Andreas Holschneider (6 April 1931 – 24 September 2019) was a German music historian and writer.

== Life ==
Holschneider was born in 1931 in Freiburg im Breisgau as the oldest of four sons of the chemist Friedrich Wilhelm Holschneider and Olga Holschneider, née Krafft. He studied piano with Edith Picht-Axenfeld at the Hochschule für Musik Freiburg where he received his concert diploma in 1956, then studied musicology and Romance studies and was awarded the degree "pianist" (Dr. phil.) in 1960 with a thesis on Handel's Messias in Mozart's arrangement at the Eberhard Karls Universität Tübingen.

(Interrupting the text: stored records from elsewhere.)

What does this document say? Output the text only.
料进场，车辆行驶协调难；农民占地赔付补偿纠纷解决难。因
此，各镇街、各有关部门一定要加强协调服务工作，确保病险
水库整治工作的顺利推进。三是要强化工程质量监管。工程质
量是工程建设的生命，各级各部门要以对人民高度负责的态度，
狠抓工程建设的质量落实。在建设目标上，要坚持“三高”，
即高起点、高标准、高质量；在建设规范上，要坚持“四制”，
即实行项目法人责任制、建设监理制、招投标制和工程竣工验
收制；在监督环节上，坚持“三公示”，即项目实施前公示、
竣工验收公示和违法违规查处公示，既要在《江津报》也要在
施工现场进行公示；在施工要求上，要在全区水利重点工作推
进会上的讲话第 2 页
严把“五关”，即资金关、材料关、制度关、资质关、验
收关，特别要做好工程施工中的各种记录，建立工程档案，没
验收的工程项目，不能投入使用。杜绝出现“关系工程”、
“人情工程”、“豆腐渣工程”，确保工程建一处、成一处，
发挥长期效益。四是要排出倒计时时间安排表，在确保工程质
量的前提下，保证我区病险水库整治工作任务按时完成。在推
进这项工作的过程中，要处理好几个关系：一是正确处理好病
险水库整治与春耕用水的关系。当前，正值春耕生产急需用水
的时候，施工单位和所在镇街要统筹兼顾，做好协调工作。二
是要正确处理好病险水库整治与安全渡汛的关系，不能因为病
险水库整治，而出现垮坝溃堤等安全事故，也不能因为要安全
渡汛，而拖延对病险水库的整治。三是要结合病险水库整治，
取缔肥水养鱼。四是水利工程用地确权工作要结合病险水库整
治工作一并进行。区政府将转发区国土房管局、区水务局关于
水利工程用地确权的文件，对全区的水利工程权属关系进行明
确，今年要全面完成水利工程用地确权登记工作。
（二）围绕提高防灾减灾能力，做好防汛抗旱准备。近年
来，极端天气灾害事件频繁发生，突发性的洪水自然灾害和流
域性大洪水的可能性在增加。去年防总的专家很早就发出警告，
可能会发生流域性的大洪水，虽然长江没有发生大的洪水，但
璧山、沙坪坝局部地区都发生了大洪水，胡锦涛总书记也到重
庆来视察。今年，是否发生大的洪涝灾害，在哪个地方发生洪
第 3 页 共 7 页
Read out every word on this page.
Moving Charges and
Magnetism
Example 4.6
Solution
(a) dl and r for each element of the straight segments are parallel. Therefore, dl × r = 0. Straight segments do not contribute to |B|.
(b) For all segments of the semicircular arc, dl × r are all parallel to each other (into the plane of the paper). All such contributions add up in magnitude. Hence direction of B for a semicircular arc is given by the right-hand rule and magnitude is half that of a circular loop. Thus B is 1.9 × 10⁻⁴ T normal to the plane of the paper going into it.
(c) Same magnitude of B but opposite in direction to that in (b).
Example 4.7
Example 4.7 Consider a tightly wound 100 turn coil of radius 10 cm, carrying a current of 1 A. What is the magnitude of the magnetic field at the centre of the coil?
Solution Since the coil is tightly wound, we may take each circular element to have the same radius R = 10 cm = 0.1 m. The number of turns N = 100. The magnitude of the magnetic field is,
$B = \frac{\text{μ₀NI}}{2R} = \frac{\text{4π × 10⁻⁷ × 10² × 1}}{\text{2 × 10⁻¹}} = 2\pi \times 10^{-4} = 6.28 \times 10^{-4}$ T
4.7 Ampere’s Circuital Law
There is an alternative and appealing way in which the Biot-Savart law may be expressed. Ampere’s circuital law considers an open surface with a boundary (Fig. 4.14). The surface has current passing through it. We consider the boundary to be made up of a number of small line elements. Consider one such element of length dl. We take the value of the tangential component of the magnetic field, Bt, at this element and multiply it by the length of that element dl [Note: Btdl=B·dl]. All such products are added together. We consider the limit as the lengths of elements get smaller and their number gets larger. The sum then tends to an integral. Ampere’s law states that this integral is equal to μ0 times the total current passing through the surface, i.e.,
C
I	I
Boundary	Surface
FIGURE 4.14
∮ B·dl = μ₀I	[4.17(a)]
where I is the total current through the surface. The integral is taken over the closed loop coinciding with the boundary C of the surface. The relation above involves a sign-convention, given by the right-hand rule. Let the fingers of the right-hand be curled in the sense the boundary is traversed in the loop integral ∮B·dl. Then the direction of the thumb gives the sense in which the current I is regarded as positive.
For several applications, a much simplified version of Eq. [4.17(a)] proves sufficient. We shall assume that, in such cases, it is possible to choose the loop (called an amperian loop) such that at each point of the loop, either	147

After a one-year research stay in Italy to study sources for the Neue Mozart-Ausgabe, he became an assistant at the Musicological Institute of Hamburg University. He got his habilitation there with a thesis on the earliest counterpoint music pieces in the Middle Ages. In 1970 he took over the management of the Archiv Produktion of Deutsche Grammophon. After various stages of his career within Deutsche Grammophon Gesellschaft, he became Managing Director and President of Deutsche Grammophon in 1987.

Holschneider lived in Baden-Baden until his death there in September 2019 at age 88.

== Publications ==
=== Articles ===
- Wolfgang Amadeus Mozart. Neue Ausgabe sämtlicher Werke. (Internationale Stiftung Mozarteum, Salzburg, Bärenreiter) Serie X, Werkgruppe 28, volumes 1–4: Bearbeitung von Werken Georg Friedrich Händels "Acis und Galatea", "Messias", "Das Alexander-Fest", "Ode auf St. Cäcilia" daselbst
- Bühnenwerke Serie X, volume 13 "L'Oca del Cairo", Addendum and crit. Report.

=== Books ===
- Die Organa von Winchester. Studien zum ältesten Repertoire polyphoner Musik. Olms, Hildesheim 1967, . (Habilitation).
- Was bedeutet uns Franz Liszt?. (Veröffentlichung der Joachim-Jungius-Gesellschaft der Wissenschaften. No. 31). Vandenhoeck & Ruprecht, Göttingen 1977, ISBN 3-525-85557-5.
- Der Tod am Klavier. August von Goethe Literaturverlag, Frankfurt 2002, ISBN 3-8267-5106-X; 2., revised edition 2017, ISBN 978-3-8372-1988-3.
- Sarah Florimath. Eine Kriminalgeschichte. August von Goethe Literaturverlag, Frankfurt 2017, ISBN 978-3-8372-1975-3.